By Brian Kimmel in ai — May 8, 2026

Local Models and the Inference Subsidization Bubble

Is it possible to get Cursor-like functionality using local models running on a modest machine? See what the process has taught me about the sustainability of frontier models and the inference subsidization bubble.

Can you tell which of these portfolio sites were generated with local models and which were made using OpenAI/Anthropic frontier models?

Recent news about the U.S. Department of Defense's relationship with both Anthropic and OpenAI has opened many people's eyes to the kind of LLM use cases that the world's second largest employer is working towards; namely autonomous weaponry and mass surveillance of American citizens.

It‘s started to make me wonder: is it possible to use AI tools for software development without supporting OpenAI or Anthropic financially?

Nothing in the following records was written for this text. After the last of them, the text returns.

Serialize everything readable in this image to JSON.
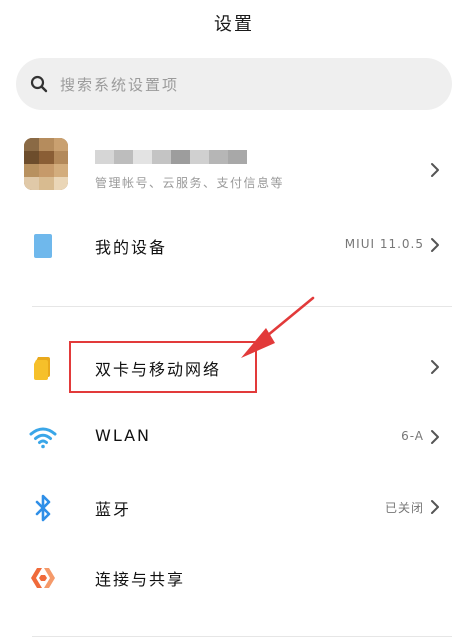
{
  "header": {
    "title": "设置"
  },
  "search": {
    "placeholder": "搜索系统设置项",
    "icon": "search-icon"
  },
  "account": {
    "name": "",
    "subtitle": "管理帐号、云服务、支付信息等"
  },
  "rows": [
    {
      "id": "my-device",
      "label": "我的设备",
      "value": "MIUI 11.0.5",
      "icon": "phone-icon",
      "icon_color": "#6fb8ec"
    },
    {
      "id": "dual-sim",
      "label": "双卡与移动网络",
      "value": "",
      "icon": "sim-card-icon",
      "icon_color": "#f6c02a"
    },
    {
      "id": "wlan",
      "label": "WLAN",
      "value": "6-A",
      "icon": "wifi-icon",
      "icon_color": "#3aa6e8"
    },
    {
      "id": "bluetooth",
      "label": "蓝牙",
      "value": "已关闭",
      "icon": "bluetooth-icon",
      "icon_color": "#2f8fe8"
    },
    {
      "id": "connect-share",
      "label": "连接与共享",
      "value": "",
      "icon": "connect-share-icon",
      "icon_color": "#f06a3a"
    }
  ],
  "annotation": {
    "color": "#e23a3a"
  }
}
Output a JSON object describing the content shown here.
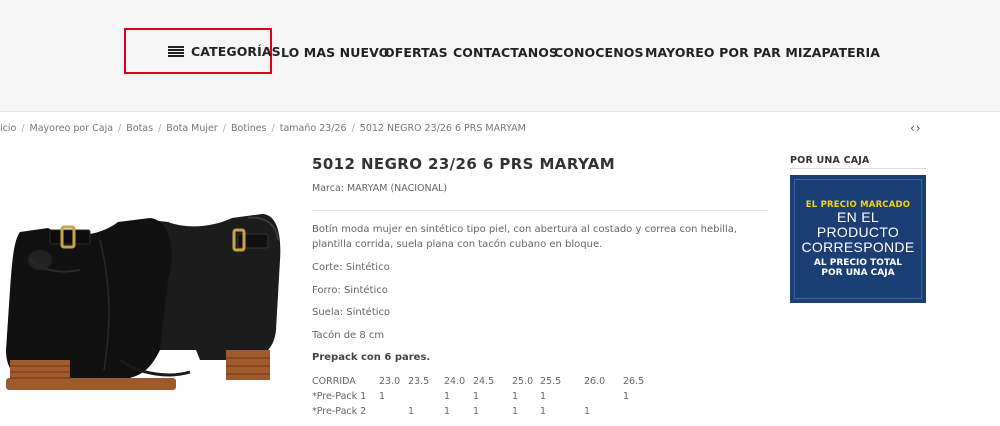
{
  "nav": {
    "categories_label": "CATEGORÍAS",
    "items": [
      "LO MAS NUEVO",
      "OFERTAS",
      "CONTACTANOS",
      "CONOCENOS",
      "MAYOREO POR PAR MIZAPATERIA"
    ],
    "highlight_color": "#e0001b"
  },
  "breadcrumb": [
    "icio",
    "Mayoreo por Caja",
    "Botas",
    "Bota Mujer",
    "Botines",
    "tamaño 23/26",
    "5012 NEGRO 23/26 6 PRS MARYAM"
  ],
  "pager": {
    "prev": "‹",
    "next": "›"
  },
  "product": {
    "title": "5012 NEGRO 23/26 6 PRS MARYAM",
    "brand": "Marca: MARYAM (NACIONAL)",
    "description": "Botín moda mujer en sintético tipo piel, con abertura al costado y correa con hebilla, plantilla corrida, suela plana con tacón cubano en bloque.",
    "specs": [
      "Corte: Sintético",
      "Forro: Sintético",
      "Suela: Sintético",
      "Tacón de 8 cm"
    ],
    "prepack_label": "Prepack con 6 pares.",
    "size_table": {
      "header": [
        "CORRIDA",
        "23.0",
        "23.5",
        "24.0",
        "24.5",
        "25.0",
        "25.5",
        "26.0",
        "26.5"
      ],
      "rows": [
        [
          "*Pre-Pack 1",
          "1",
          "",
          "1",
          "1",
          "1",
          "1",
          "",
          "1"
        ],
        [
          "*Pre-Pack 2",
          "",
          "1",
          "1",
          "1",
          "1",
          "1",
          "1",
          ""
        ]
      ]
    }
  },
  "sidebar": {
    "title": "POR UNA CAJA",
    "promo": {
      "line1": "EL PRECIO MARCADO",
      "line2": "EN EL PRODUCTO",
      "line3": "CORRESPONDE",
      "line4": "AL PRECIO TOTAL",
      "line5": "POR UNA CAJA",
      "bg_color": "#1b3f74",
      "accent_color": "#f2d21a"
    }
  }
}
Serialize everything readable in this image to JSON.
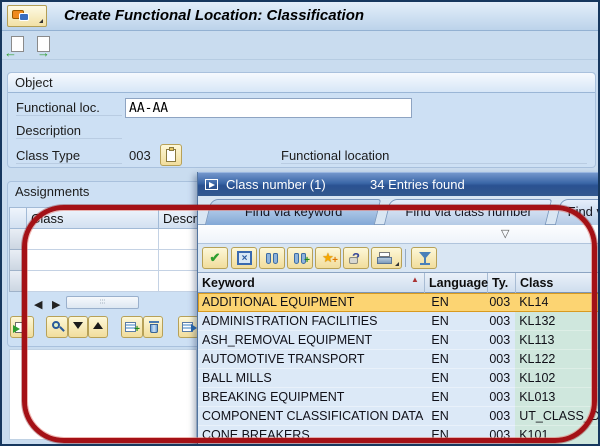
{
  "window": {
    "title": "Create Functional Location: Classification"
  },
  "object": {
    "section_title": "Object",
    "functional_loc_label": "Functional loc.",
    "functional_loc_value": "AA-AA",
    "description_label": "Description",
    "class_type_label": "Class Type",
    "class_type_value": "003",
    "class_type_text": "Functional location"
  },
  "assignments": {
    "section_title": "Assignments",
    "columns": {
      "class": "Class",
      "description": "Description"
    }
  },
  "popup": {
    "title": "Class number (1)",
    "entries_found": "34 Entries found",
    "tabs": [
      {
        "label": "Find via keyword"
      },
      {
        "label": "Find via class number"
      },
      {
        "label": "Find via"
      }
    ],
    "dropdown_glyph": "▽",
    "toolbar_icons": [
      "accept-icon",
      "cancel-icon",
      "find-icon",
      "find-next-icon",
      "favorites-add-icon",
      "help-icon",
      "print-icon",
      "filter-icon"
    ],
    "table": {
      "columns": {
        "keyword": "Keyword",
        "language": "Language",
        "type": "Ty.",
        "class": "Class"
      },
      "rows": [
        {
          "keyword": "ADDITIONAL EQUIPMENT",
          "language": "EN",
          "type": "003",
          "class": "KL14",
          "selected": true
        },
        {
          "keyword": "ADMINISTRATION FACILITIES",
          "language": "EN",
          "type": "003",
          "class": "KL132"
        },
        {
          "keyword": "ASH_REMOVAL EQUIPMENT",
          "language": "EN",
          "type": "003",
          "class": "KL113"
        },
        {
          "keyword": "AUTOMOTIVE TRANSPORT",
          "language": "EN",
          "type": "003",
          "class": "KL122"
        },
        {
          "keyword": "BALL MILLS",
          "language": "EN",
          "type": "003",
          "class": "KL102"
        },
        {
          "keyword": "BREAKING EQUIPMENT",
          "language": "EN",
          "type": "003",
          "class": "KL013"
        },
        {
          "keyword": "COMPONENT CLASSIFICATION DATA",
          "language": "EN",
          "type": "003",
          "class": "UT_CLASS_DA"
        },
        {
          "keyword": "CONE BREAKERS",
          "language": "EN",
          "type": "003",
          "class": "K101"
        }
      ]
    }
  },
  "glyphs": {
    "accept": "✔",
    "cancel": "×",
    "question": "?",
    "star": "★",
    "sort_up": "▲",
    "left": "◀",
    "right": "▶",
    "back_arrow": "←",
    "exit_arrow": "→",
    "thumb_dots": "∶∶∶"
  },
  "colors": {
    "background": "#c9dcef",
    "popup_title_gradient": [
      "#7396cc",
      "#2a5191"
    ],
    "selected_row": "#fcd472",
    "class_column": "#cfe7dd",
    "row_background": "#dce9f7",
    "button_yellow": "#f1dd9c",
    "annotation_red": "#a41116"
  }
}
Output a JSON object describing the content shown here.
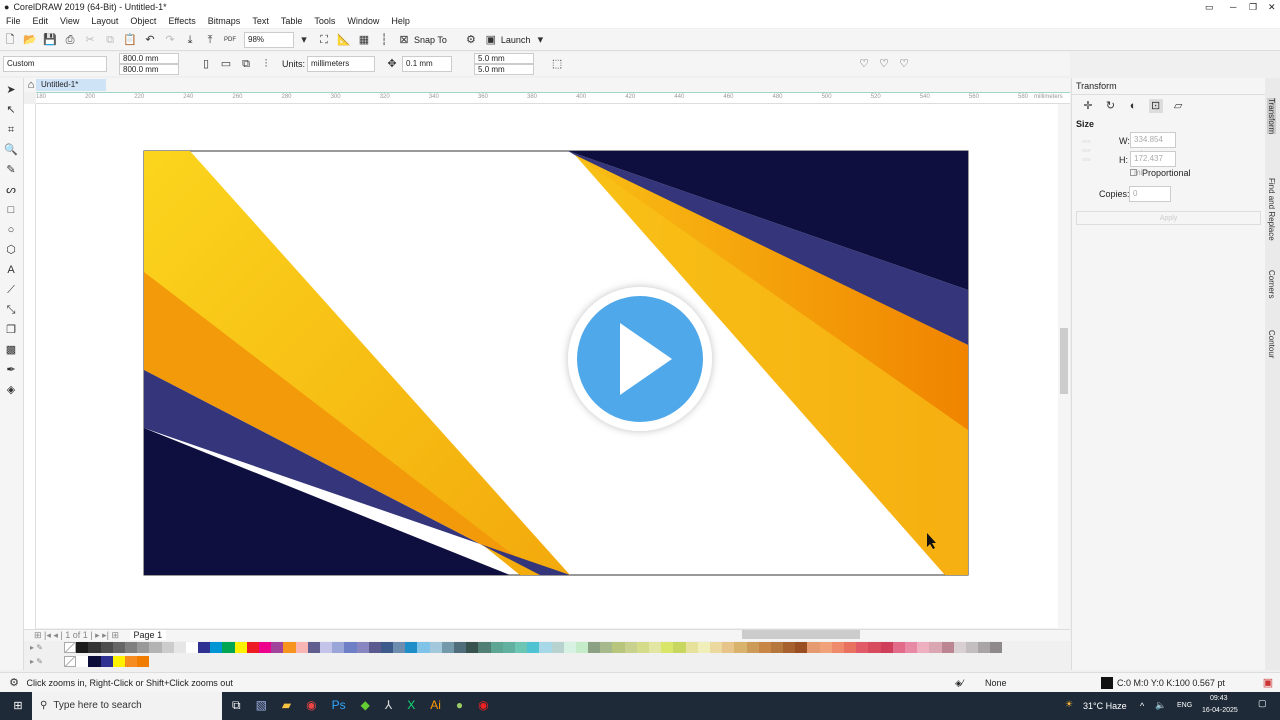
{
  "window": {
    "title": "CorelDRAW 2019 (64-Bit) - Untitled-1*"
  },
  "menu": [
    "File",
    "Edit",
    "View",
    "Layout",
    "Object",
    "Effects",
    "Bitmaps",
    "Text",
    "Table",
    "Tools",
    "Window",
    "Help"
  ],
  "toolbar": {
    "zoom": "98%",
    "snap_to": "Snap To",
    "launch": "Launch"
  },
  "property_bar": {
    "page_preset": "Custom",
    "width": "800.0 mm",
    "height": "800.0 mm",
    "units_label": "Units:",
    "units": "millimeters",
    "nudge": "0.1 mm",
    "dup_x": "5.0 mm",
    "dup_y": "5.0 mm"
  },
  "document_tab": "Untitled-1*",
  "ruler": {
    "labels": [
      "180",
      "200",
      "220",
      "240",
      "260",
      "280",
      "300",
      "320",
      "340",
      "360",
      "380",
      "400",
      "420",
      "440",
      "460",
      "480",
      "500",
      "520",
      "540",
      "560",
      "580"
    ],
    "unit": "millimeters"
  },
  "page_tab": "Page 1",
  "palette": {
    "main": [
      "#1a1a1a",
      "#333333",
      "#4d4d4d",
      "#666666",
      "#808080",
      "#999999",
      "#b3b3b3",
      "#cccccc",
      "#e6e6e6",
      "#ffffff",
      "#2e3192",
      "#0096d6",
      "#00a651",
      "#fff200",
      "#ed1c24",
      "#ec008c",
      "#a0449b",
      "#f7941d",
      "#f9b4b4",
      "#605e8f",
      "#c4c4ea",
      "#9aa6d8",
      "#6f7fc5",
      "#8886c1",
      "#5a5a8e",
      "#3d5a8a",
      "#6e8dae",
      "#1d8ec8",
      "#7fc4e8",
      "#a3c8db",
      "#7399aa",
      "#4f6d7a",
      "#38524f",
      "#517f74",
      "#5ea593",
      "#62b1a0",
      "#6dc6b4",
      "#4fc3d1",
      "#a6d8e8",
      "#b8d2d0",
      "#d7f2e2",
      "#c5ecc8",
      "#8ca183",
      "#a6b98d",
      "#b8c57d",
      "#c9d18e",
      "#d4dc8a",
      "#e3e6a2",
      "#d9e66a",
      "#c8d75f",
      "#e6e29c",
      "#f0efb9",
      "#ecd9a0",
      "#e7c58a",
      "#d9b36b",
      "#cc9b57",
      "#c88646",
      "#b5773b",
      "#a7612e",
      "#9a4f22",
      "#e69a6f",
      "#f2a27a",
      "#f08a6d",
      "#e8725f",
      "#e05a68",
      "#d84a5d",
      "#cf3f5b",
      "#e26b8a",
      "#e88aa5",
      "#eeb0c0",
      "#d9a6b2",
      "#bc8592",
      "#d8d0d2",
      "#c3bfc0",
      "#a9a5a6",
      "#8e8a8b"
    ],
    "document": [
      "#ffffff",
      "#0d0d3a",
      "#2e3192",
      "#fff200",
      "#f68b1f",
      "#f07c00"
    ]
  },
  "art": {
    "navy": "#0f0f3f",
    "purple": "#34357a",
    "orange": "#f08a00",
    "yellow": "#f9c615",
    "play_blue": "#4fa8ea"
  },
  "docker": {
    "title": "Transform",
    "section": "Size",
    "w_label": "W:",
    "w_value": "334.854 mi",
    "h_label": "H:",
    "h_value": "172.437 mi",
    "proportional": "Proportional",
    "copies_label": "Copies:",
    "copies_value": "0",
    "apply": "Apply",
    "tabs": [
      "Transform",
      "Find and Replace",
      "Corners",
      "Contour"
    ]
  },
  "status": {
    "hint": "Click zooms in, Right-Click or Shift+Click zooms out",
    "fill": "None",
    "outline": "C:0 M:0 Y:0 K:100  0.567 pt"
  },
  "taskbar": {
    "search_placeholder": "Type here to search",
    "weather": "31°C  Haze",
    "lang": "ENG",
    "time": "09:43",
    "date": "16-04-2025"
  }
}
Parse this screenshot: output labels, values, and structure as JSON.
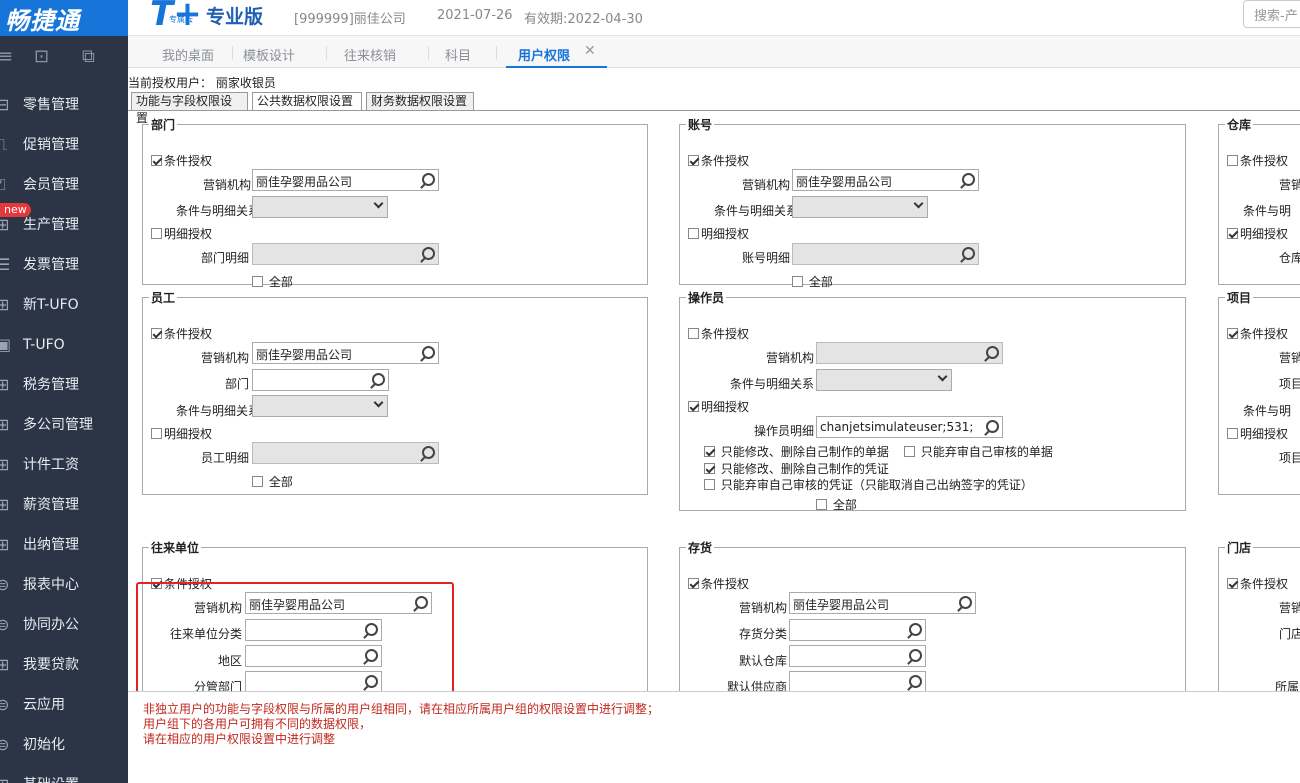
{
  "app": {
    "logo": "畅捷通",
    "product_logo": "T+",
    "product_logo_sub": "专属云",
    "edition": "专业版",
    "company": "[999999]丽佳公司",
    "date": "2021-07-26",
    "expiry": "有效期:2022-04-30",
    "search_placeholder": "搜索-产"
  },
  "sidebar": {
    "new_badge": "new",
    "items": [
      {
        "label": "零售管理",
        "icon": "retail-icon"
      },
      {
        "label": "促销管理",
        "icon": "promotion-icon"
      },
      {
        "label": "会员管理",
        "icon": "member-icon"
      },
      {
        "label": "生产管理",
        "icon": "production-icon"
      },
      {
        "label": "发票管理",
        "icon": "invoice-icon"
      },
      {
        "label": "新T-UFO",
        "icon": "new-tufo-icon"
      },
      {
        "label": "T-UFO",
        "icon": "tufo-icon"
      },
      {
        "label": "税务管理",
        "icon": "tax-icon"
      },
      {
        "label": "多公司管理",
        "icon": "multi-company-icon"
      },
      {
        "label": "计件工资",
        "icon": "piecework-icon"
      },
      {
        "label": "薪资管理",
        "icon": "salary-icon"
      },
      {
        "label": "出纳管理",
        "icon": "cashier-icon"
      },
      {
        "label": "报表中心",
        "icon": "report-icon"
      },
      {
        "label": "协同办公",
        "icon": "collab-icon"
      },
      {
        "label": "我要贷款",
        "icon": "loan-icon"
      },
      {
        "label": "云应用",
        "icon": "cloud-app-icon"
      },
      {
        "label": "初始化",
        "icon": "init-icon"
      },
      {
        "label": "基础设置",
        "icon": "settings-icon"
      }
    ]
  },
  "tabs": [
    "我的桌面",
    "模板设计",
    "往来核销",
    "科目",
    "用户权限"
  ],
  "content": {
    "current_user": "当前授权用户： 丽家收银员",
    "subtabs": [
      "功能与字段权限设置",
      "公共数据权限设置",
      "财务数据权限设置"
    ],
    "common": {
      "cond_auth": "条件授权",
      "detail_auth": "明细授权",
      "all": "全部",
      "marketing_org": "营销机构",
      "cond_detail_rel": "条件与明细关系",
      "company_value": "丽佳孕婴用品公司"
    },
    "dept": {
      "title": "部门",
      "detail": "部门明细"
    },
    "account": {
      "title": "账号",
      "detail": "账号明细"
    },
    "warehouse": {
      "title": "仓库",
      "marketing": "营销",
      "rel": "条件与明",
      "detail": "仓库"
    },
    "employee": {
      "title": "员工",
      "dept": "部门",
      "detail": "员工明细"
    },
    "operator": {
      "title": "操作员",
      "detail": "操作员明细",
      "detail_value": "chanjetsimulateuser;531;",
      "opt1": "只能修改、删除自己制作的单据",
      "opt2": "只能弃审自己审核的单据",
      "opt3": "只能修改、删除自己制作的凭证",
      "opt4": "只能弃审自己审核的凭证（只能取消自己出纳签字的凭证）"
    },
    "project": {
      "title": "项目",
      "marketing": "营销",
      "item": "项目",
      "rel": "条件与明",
      "detail": "项目"
    },
    "partner": {
      "title": "往来单位",
      "category": "往来单位分类",
      "region": "地区",
      "dept": "分管部门"
    },
    "inventory": {
      "title": "存货",
      "category": "存货分类",
      "warehouse": "默认仓库",
      "supplier": "默认供应商"
    },
    "store": {
      "title": "门店",
      "marketing": "营销",
      "store": "门店",
      "belong": "所属"
    },
    "notes": [
      "非独立用户的功能与字段权限与所属的用户组相同，请在相应所属用户组的权限设置中进行调整；",
      "用户组下的各用户可拥有不同的数据权限，",
      "请在相应的用户权限设置中进行调整"
    ]
  },
  "colors": {
    "brand": "#1775d9",
    "sidebar": "#2c3546",
    "highlight": "#e02424",
    "note": "#c0281e"
  }
}
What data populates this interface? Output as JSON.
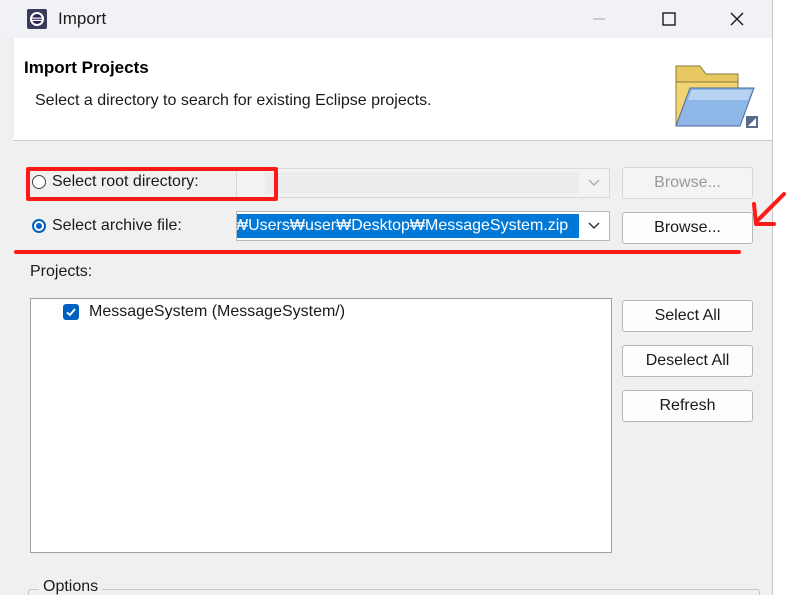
{
  "window": {
    "title": "Import"
  },
  "banner": {
    "title": "Import Projects",
    "description": "Select a directory to search for existing Eclipse projects."
  },
  "source": {
    "root_directory_label": "Select root directory:",
    "root_browse_label": "Browse...",
    "archive_label": "Select archive file:",
    "archive_value": "₩Users₩user₩Desktop₩MessageSystem.zip",
    "archive_browse_label": "Browse..."
  },
  "projects": {
    "label": "Projects:",
    "items": [
      {
        "label": "MessageSystem (MessageSystem/)",
        "checked": true
      }
    ],
    "select_all_label": "Select All",
    "deselect_all_label": "Deselect All",
    "refresh_label": "Refresh"
  },
  "options": {
    "label": "Options"
  },
  "colors": {
    "accent": "#0060c0",
    "selection": "#0078d7",
    "annotation": "#ff1a1a"
  }
}
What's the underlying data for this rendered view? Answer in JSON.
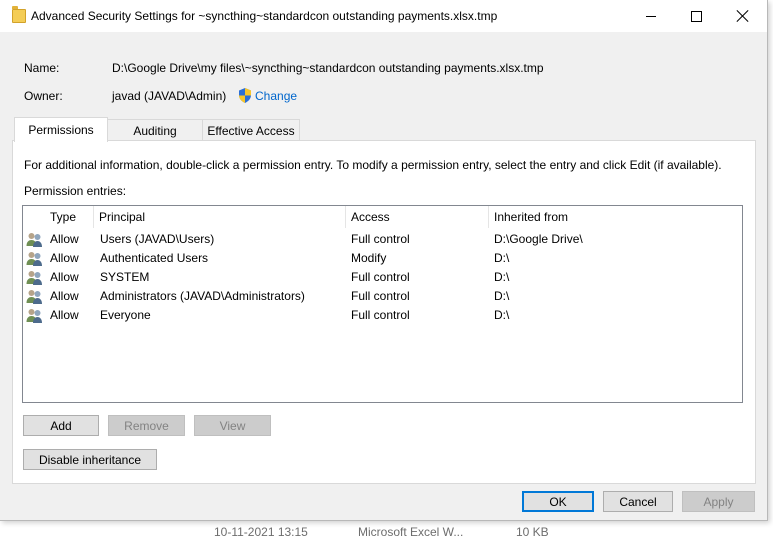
{
  "window": {
    "title": "Advanced Security Settings for ~syncthing~standardcon outstanding payments.xlsx.tmp"
  },
  "info": {
    "name_label": "Name:",
    "name_value": "D:\\Google Drive\\my files\\~syncthing~standardcon outstanding payments.xlsx.tmp",
    "owner_label": "Owner:",
    "owner_value": "javad (JAVAD\\Admin)",
    "change_link": "Change"
  },
  "tabs": [
    {
      "label": "Permissions",
      "active": true
    },
    {
      "label": "Auditing",
      "active": false
    },
    {
      "label": "Effective Access",
      "active": false
    }
  ],
  "permissions": {
    "instruction": "For additional information, double-click a permission entry. To modify a permission entry, select the entry and click Edit (if available).",
    "entries_label": "Permission entries:",
    "columns": [
      "Type",
      "Principal",
      "Access",
      "Inherited from"
    ],
    "rows": [
      {
        "type": "Allow",
        "principal": "Users (JAVAD\\Users)",
        "access": "Full control",
        "inherited": "D:\\Google Drive\\"
      },
      {
        "type": "Allow",
        "principal": "Authenticated Users",
        "access": "Modify",
        "inherited": "D:\\"
      },
      {
        "type": "Allow",
        "principal": "SYSTEM",
        "access": "Full control",
        "inherited": "D:\\"
      },
      {
        "type": "Allow",
        "principal": "Administrators (JAVAD\\Administrators)",
        "access": "Full control",
        "inherited": "D:\\"
      },
      {
        "type": "Allow",
        "principal": "Everyone",
        "access": "Full control",
        "inherited": "D:\\"
      }
    ],
    "buttons": {
      "add": "Add",
      "remove": "Remove",
      "view": "View"
    },
    "disable_inheritance": "Disable inheritance"
  },
  "footer": {
    "ok": "OK",
    "cancel": "Cancel",
    "apply": "Apply"
  },
  "background": {
    "date": "10-11-2021 13:15",
    "type": "Microsoft Excel W...",
    "size": "10 KB"
  },
  "colors": {
    "accent": "#0078d7",
    "link": "#0066cc",
    "dialog_bg": "#f0f0f0"
  }
}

I set out to answer this question with a small experiment. The aim was to configure a fully local LLM development environment that meets the following criteria:

Cursor/GitHub CoPilot-like functionality using a local LLM
Running on reasonable consumer hardware not specialized for AI (I used a MacBook Air M4)
In one shot: build a simple professional website based on the text of my resume with one piece of functionality: pull an updated summary of the most recent 3 blog posts from this blog and display them

Coding with Local Models: Dev Log

Full disclosure, I used ChatGPT and GitHub Copilot to help set up local coding models, find current tooling options, and as you will see; write a self-healing tool proxy for Ollama. This may seem contradictory, but the spirit of the experiment was to determine whether local models are usable for development of an isolated test prompt. ChatGPT and GitHub Copilot helped me to get the experiment up and running quickly.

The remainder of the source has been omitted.